The absence of significant group differences in stopping ability, whereas inhibition-related activation in the PFC was correlated negatively with clinical indices of smoking behavior is not completely explained. This dissociation suggests that compensatory mechanisms maintain performance despite effects of smoking on circuitry that supports response inhibition. Absence of group differences in inhibition-associated activation may be a limitation because of sample size, although a sample of 25 participants per group is not small in comparison with most fMRI studies. In this regard, the smoker group had substantial variability in prefrontal cortical function and in indices of smoking behavior. Although this variability was useful in demonstrating associations between smoking behavior and brain activity, it worked against observing a between-group difference, given the sample size.
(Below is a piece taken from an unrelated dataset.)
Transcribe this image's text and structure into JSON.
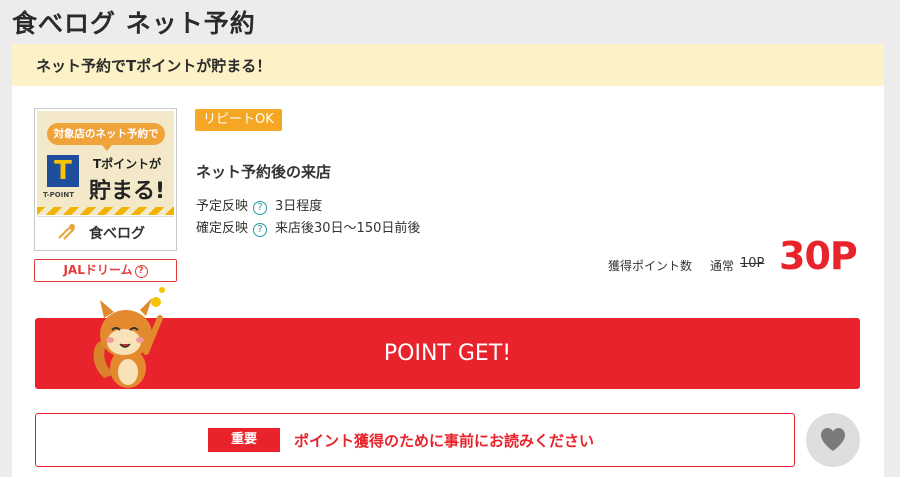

It is possible that the nonsmokers in this study were particularly abstemious, as reflected in significantly lower levels of alcohol consumption and nonsignificantly lower levels of marijuana use in this group as compared with the smokers. This potential confound may be especially difficult to eliminate in comparisons of smokers with nonsmokers. Nonetheless, the criterion for definition of a nonsmoker in this study (<5 cigarettes/lifetime) was no more rigorous than one used in previous studies of adolescents (eg, Jacobsen et al, 2007 (<2 cigarettes/lifetime)). There are known effects of abstinence on brain activity (eg, Azizian et al, 2010; McBride et al, 2006; Mendrek et al, 2006; Rose et al, 2007; Sweet et al, 2010). However, we did not impose abstinence in this sample because we wanted to preclude withdrawal from influencing cognitive performance and neural activation in smokers. The smokers in this study were not heavy smokers, and retrospective reports of nicotine withdrawal over the 7 days before testing (first nine items of the MNWS) indicated that the young smokers tested here generally did not suffer high levels of withdrawal. Nonetheless, there is a slight possibility that not controlling for duration of abstinence potentially confounded the results.

Our study did not determine whether the associations between smoking behaviors and activation related to response inhibition were caused by or preceded the initiation of smoking. It is possible that individuals who have a greater deficit in cortical function a priori have more trouble resisting smoking and ultimately become nicotine dependent. Alternatively, this study might have captured the initial manifestations of the effects of smoking on prefrontal cortical activity, as smokers with longer smoking histories exhibited more aberrant prefrontal function. Answering these questions would require a longitudinal study, involving participants before they initiated smoking behavior.

CONCLUSION

Indices of smoking behavior were negatively related to PFC function during response inhibition in adolescent smokers. The lack of significant differences in the patterns and levels of neural activation in adolescent smokers and nonsmokers during response inhibition suggests that early interventions during adolescence may prevent the transition from cigarette use to dependence that is prevalent during late adolescence (Curry et al, 2009).